Ottawa sets fishery strategy Dhaliwhal aims at long-term agreements with Natives

Ottawa sets fishery strategy Dhaliwhal aims at long-term agreements with Natives

STEPHEN THORNE, FREE PRESS NEWS SERVICES 
The London Free Press
Saturday, February 10, 2001

OTTAWA. The federal government announced plans yesterday to launch sweeping negotiations on Atlantic native fisheries and other treaty issues, including economic development, among Mi’kmaqand Maliseets. 

But neither Fisheries Minister Herb Dhaliwal nor Indian Affairs Minister Robert Nault would divulge their budgets yesterday as they introduced their chief negotiators going into talks with — they hope — 34 bands. 

Sources have said up to $ 500 million has been approved for native fisheries and improvements on reserves. Dhaliwal said he doesn’t want to undermine the government’s negotiating position by quoting figures. 

“I can assure you that sufficient resources have been provided for us to deal with our mandate,” he said. 

The ministers introduced two negotiators: lawyer Thomas Molloy to lead talks on aboriginal and treaty rights and James MacKenzie to negotiate native fisheries agreements of one to three years. 

The talks are part of the government’s strategy to address the Supreme Court of Canada’s 1999 Marshall decision, confirming native rights to earn moderate livings from hunting, fishing and gathering in Atlantic Canada and Quebec. 

The high court issued a subsequent clarification, saying Fisheries has the right to regulate the resource. Ottawa hopes to settle the issue before the spring lobster seasons open on the East Coast. 

Matthew Coone Come, chief of the Asssembly of First Nations, declined comment on the announcement after a two-hour meeting with Nault, where the two discussed several issues. 

The two agreed to meet once a month to discuss aboriginal issues and implementing the government’s recent throne speech promises. 

Ottawa started last year to improve native access to the fishery through interim agreements that expire in March. The deals, which provided training, equipment and licences to native bands, cost the government $ 160 million. 

Bands at Burnt Church, N.B., and Indian Brook, N.S., refused to sign agreements last year, claiming they undermined inherent aboriginal treaty rights to the fishery. 

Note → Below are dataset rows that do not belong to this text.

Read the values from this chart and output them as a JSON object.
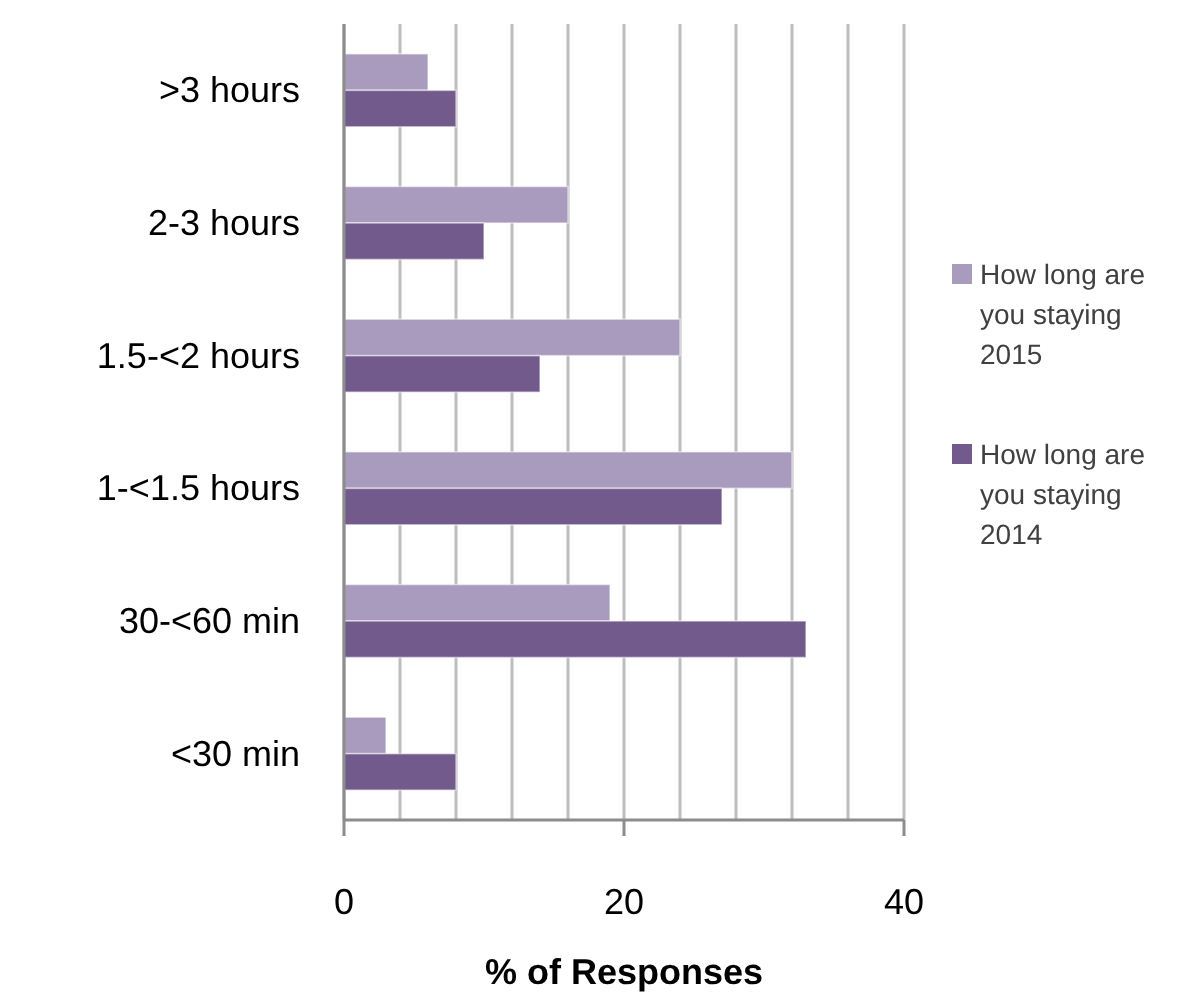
{
  "chart_data": {
    "type": "bar",
    "orientation": "horizontal",
    "xlabel": "% of Responses",
    "categories": [
      ">3 hours",
      "2-3 hours",
      "1.5-<2 hours",
      "1-<1.5 hours",
      "30-<60 min",
      "<30 min"
    ],
    "series": [
      {
        "name": "How long are you staying 2015",
        "color": "#a99bbd",
        "values": [
          6,
          16,
          24,
          32,
          19,
          3
        ]
      },
      {
        "name": "How long are you staying 2014",
        "color": "#725a8d",
        "values": [
          8,
          10,
          14,
          27,
          33,
          8
        ]
      }
    ],
    "xlim": [
      0,
      40
    ],
    "xticks": [
      0,
      {
        "value": 4,
        "label": null
      },
      {
        "value": 8,
        "label": null
      },
      {
        "value": 12,
        "label": null
      },
      {
        "value": 16,
        "label": null
      },
      20,
      {
        "value": 24,
        "label": null
      },
      {
        "value": 28,
        "label": null
      },
      {
        "value": 32,
        "label": null
      },
      {
        "value": 36,
        "label": null
      },
      40
    ],
    "grid": "x",
    "legend": "right"
  }
}
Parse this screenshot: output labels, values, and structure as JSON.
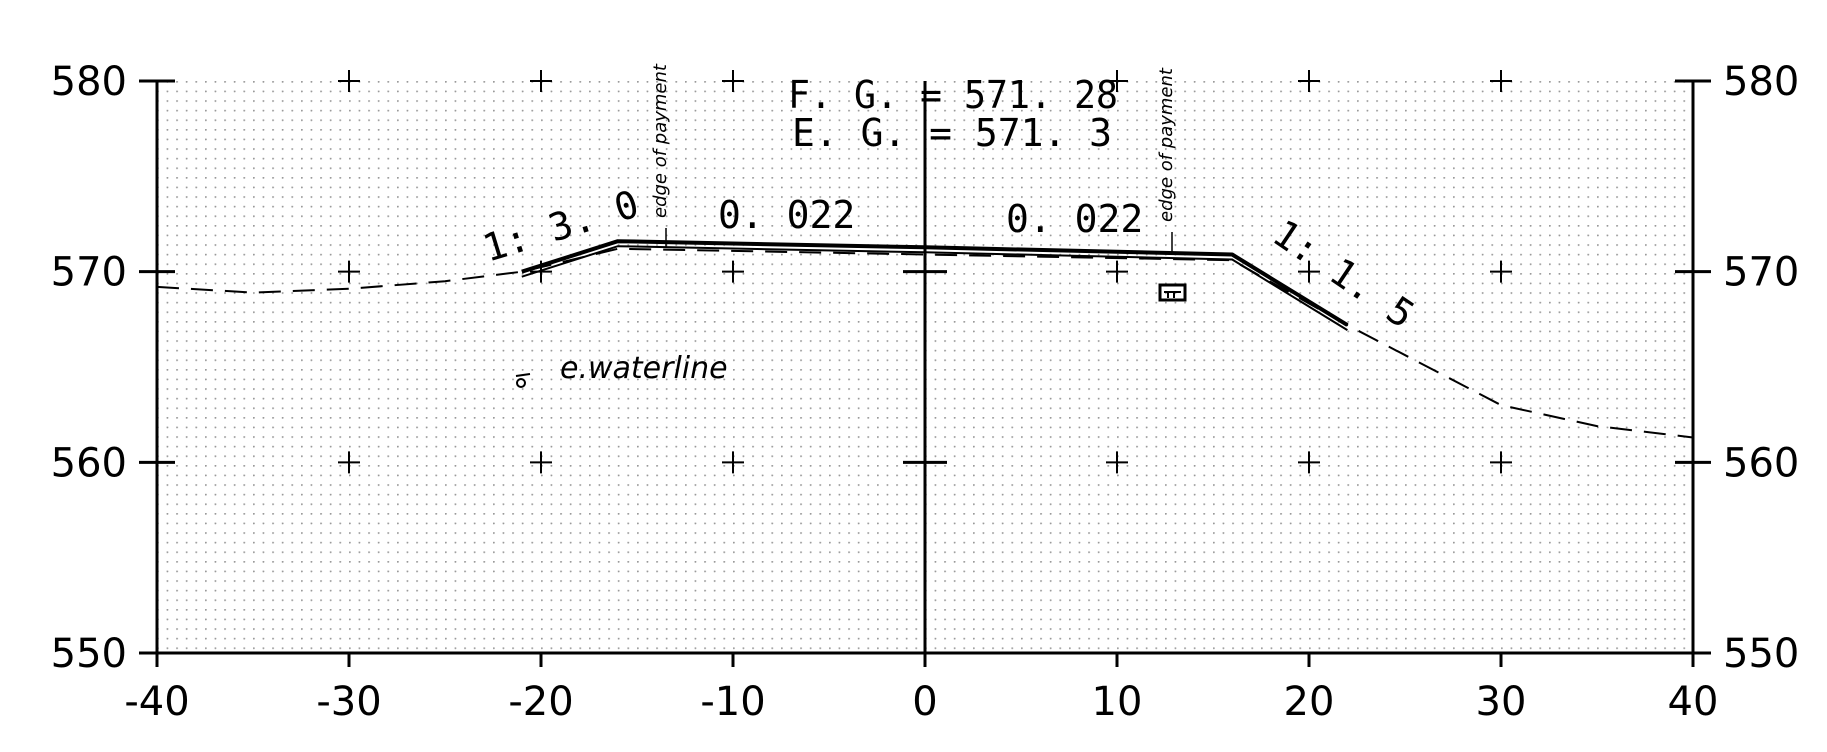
{
  "chart_data": {
    "type": "line",
    "xlim": [
      -40,
      40
    ],
    "ylim": [
      550,
      580
    ],
    "x_ticks": [
      "-40",
      "-30",
      "-20",
      "-10",
      "0",
      "10",
      "20",
      "30",
      "40"
    ],
    "y_ticks": [
      "550",
      "560",
      "570",
      "580"
    ],
    "grid": "dotted",
    "series": [
      {
        "style": "dashed",
        "x": [
          -40,
          -35,
          -30,
          -25,
          -21,
          -16,
          16,
          22,
          30,
          35,
          40
        ],
        "y": [
          569.2,
          568.9,
          569.1,
          569.5,
          570,
          571.2,
          570.6,
          567.2,
          563,
          561.9,
          561.3
        ]
      },
      {
        "style": "solid",
        "x": [
          -21,
          -16,
          0,
          16,
          22
        ],
        "y": [
          570,
          571.6,
          571.28,
          570.9,
          567.2
        ]
      }
    ]
  },
  "labels": {
    "fg": "F. G.  = 571. 28",
    "eg": "E. G.  = 571. 3",
    "slope_left": "1: 3. 0",
    "slope_right": "1: 1. 5",
    "cross_left": "0. 022",
    "cross_right": "0. 022",
    "edge_left": "edge of payment",
    "edge_right": "edge of payment",
    "waterline": "e.waterline"
  },
  "symbols": {
    "waterline": "small-circle-icon",
    "structure": "box-icon"
  }
}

In Burnt Church, the scene of violent clashes between federal authorities and defiant native fishers, band councillor Brian Bartibogue said he doubts his band will participate in the process. 

Bartibogue said he would prefer to continue fishing under band regulations rather than submitting to a process that would “extinguish our treaty rights.” 

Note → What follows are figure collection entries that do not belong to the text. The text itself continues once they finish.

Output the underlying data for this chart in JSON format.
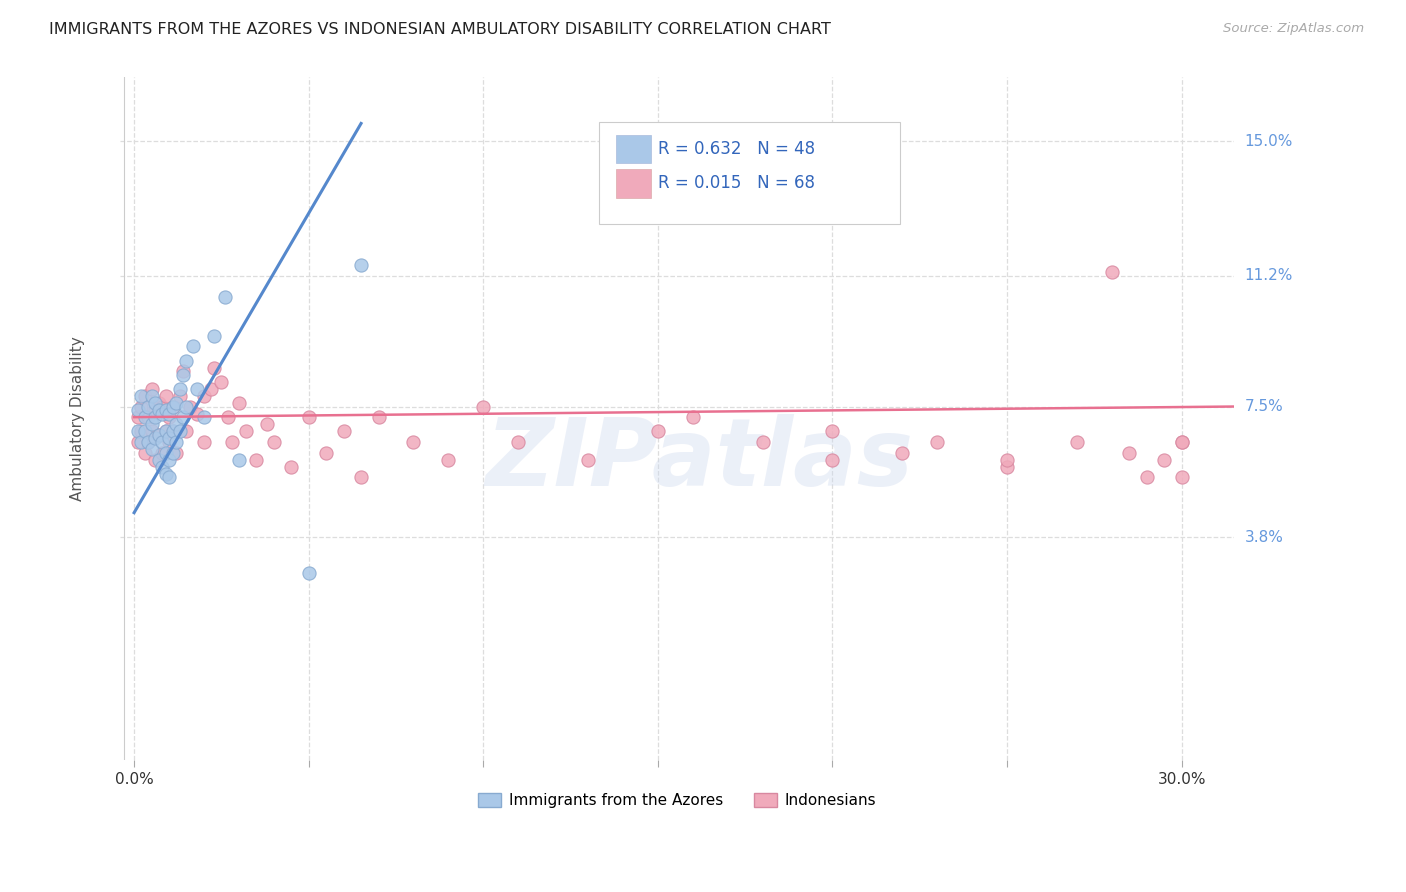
{
  "title": "IMMIGRANTS FROM THE AZORES VS INDONESIAN AMBULATORY DISABILITY CORRELATION CHART",
  "source": "Source: ZipAtlas.com",
  "ylabel": "Ambulatory Disability",
  "yticks": [
    "15.0%",
    "11.2%",
    "7.5%",
    "3.8%"
  ],
  "ytick_vals": [
    0.15,
    0.112,
    0.075,
    0.038
  ],
  "xtick_vals": [
    0.0,
    0.05,
    0.1,
    0.15,
    0.2,
    0.25,
    0.3
  ],
  "ylim": [
    -0.025,
    0.168
  ],
  "xlim": [
    -0.004,
    0.315
  ],
  "legend_r1": "R = 0.632",
  "legend_n1": "N = 48",
  "legend_r2": "R = 0.015",
  "legend_n2": "N = 68",
  "legend_labels": [
    "Immigrants from the Azores",
    "Indonesians"
  ],
  "line1_color": "#5588cc",
  "line2_color": "#e87090",
  "dot1_color": "#aac8e8",
  "dot2_color": "#f0aabb",
  "dot1_edge": "#88aad0",
  "dot2_edge": "#d888a0",
  "title_color": "#222222",
  "axis_color": "#bbbbbb",
  "grid_color": "#dddddd",
  "watermark": "ZIPatlas",
  "azores_x": [
    0.001,
    0.001,
    0.002,
    0.002,
    0.003,
    0.003,
    0.004,
    0.004,
    0.005,
    0.005,
    0.005,
    0.006,
    0.006,
    0.006,
    0.007,
    0.007,
    0.007,
    0.008,
    0.008,
    0.008,
    0.009,
    0.009,
    0.009,
    0.009,
    0.01,
    0.01,
    0.01,
    0.01,
    0.011,
    0.011,
    0.011,
    0.012,
    0.012,
    0.012,
    0.013,
    0.013,
    0.014,
    0.014,
    0.015,
    0.015,
    0.017,
    0.018,
    0.02,
    0.023,
    0.026,
    0.03,
    0.05,
    0.065
  ],
  "azores_y": [
    0.068,
    0.074,
    0.065,
    0.078,
    0.072,
    0.068,
    0.075,
    0.065,
    0.063,
    0.07,
    0.078,
    0.066,
    0.072,
    0.076,
    0.06,
    0.067,
    0.074,
    0.058,
    0.065,
    0.073,
    0.056,
    0.062,
    0.068,
    0.074,
    0.055,
    0.06,
    0.066,
    0.073,
    0.062,
    0.068,
    0.075,
    0.065,
    0.07,
    0.076,
    0.068,
    0.08,
    0.072,
    0.084,
    0.075,
    0.088,
    0.092,
    0.08,
    0.072,
    0.095,
    0.106,
    0.06,
    0.028,
    0.115
  ],
  "indonesian_x": [
    0.001,
    0.001,
    0.002,
    0.002,
    0.003,
    0.003,
    0.004,
    0.004,
    0.005,
    0.005,
    0.006,
    0.006,
    0.007,
    0.007,
    0.008,
    0.008,
    0.009,
    0.009,
    0.01,
    0.01,
    0.011,
    0.011,
    0.012,
    0.013,
    0.014,
    0.015,
    0.016,
    0.018,
    0.02,
    0.02,
    0.022,
    0.023,
    0.025,
    0.027,
    0.028,
    0.03,
    0.032,
    0.035,
    0.038,
    0.04,
    0.045,
    0.05,
    0.055,
    0.06,
    0.065,
    0.07,
    0.08,
    0.09,
    0.1,
    0.11,
    0.13,
    0.15,
    0.16,
    0.18,
    0.2,
    0.22,
    0.25,
    0.27,
    0.285,
    0.29,
    0.295,
    0.3,
    0.3,
    0.3,
    0.28,
    0.25,
    0.23,
    0.2
  ],
  "indonesian_y": [
    0.072,
    0.065,
    0.068,
    0.075,
    0.062,
    0.078,
    0.065,
    0.072,
    0.068,
    0.08,
    0.06,
    0.074,
    0.067,
    0.076,
    0.062,
    0.075,
    0.068,
    0.078,
    0.065,
    0.072,
    0.068,
    0.075,
    0.062,
    0.078,
    0.085,
    0.068,
    0.075,
    0.073,
    0.065,
    0.078,
    0.08,
    0.086,
    0.082,
    0.072,
    0.065,
    0.076,
    0.068,
    0.06,
    0.07,
    0.065,
    0.058,
    0.072,
    0.062,
    0.068,
    0.055,
    0.072,
    0.065,
    0.06,
    0.075,
    0.065,
    0.06,
    0.068,
    0.072,
    0.065,
    0.06,
    0.062,
    0.058,
    0.065,
    0.062,
    0.055,
    0.06,
    0.065,
    0.055,
    0.065,
    0.113,
    0.06,
    0.065,
    0.068
  ],
  "line1_x": [
    0.0,
    0.065
  ],
  "line1_y": [
    0.045,
    0.155
  ],
  "line2_x": [
    0.0,
    0.315
  ],
  "line2_y": [
    0.072,
    0.075
  ]
}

“If we do opt in to the MacKenzie process we have to tell 90 per cent of fishermen that you can’t go fishing.” 

Said Reg Maloney, chief of the Indian Brook band: “I’m really disappointed in it because it doesn’t address the treaty rights to the fishery. They don’t justify the seizing or our equipment.” 

He said he doesn’t know if he’ll participate in the negotiations.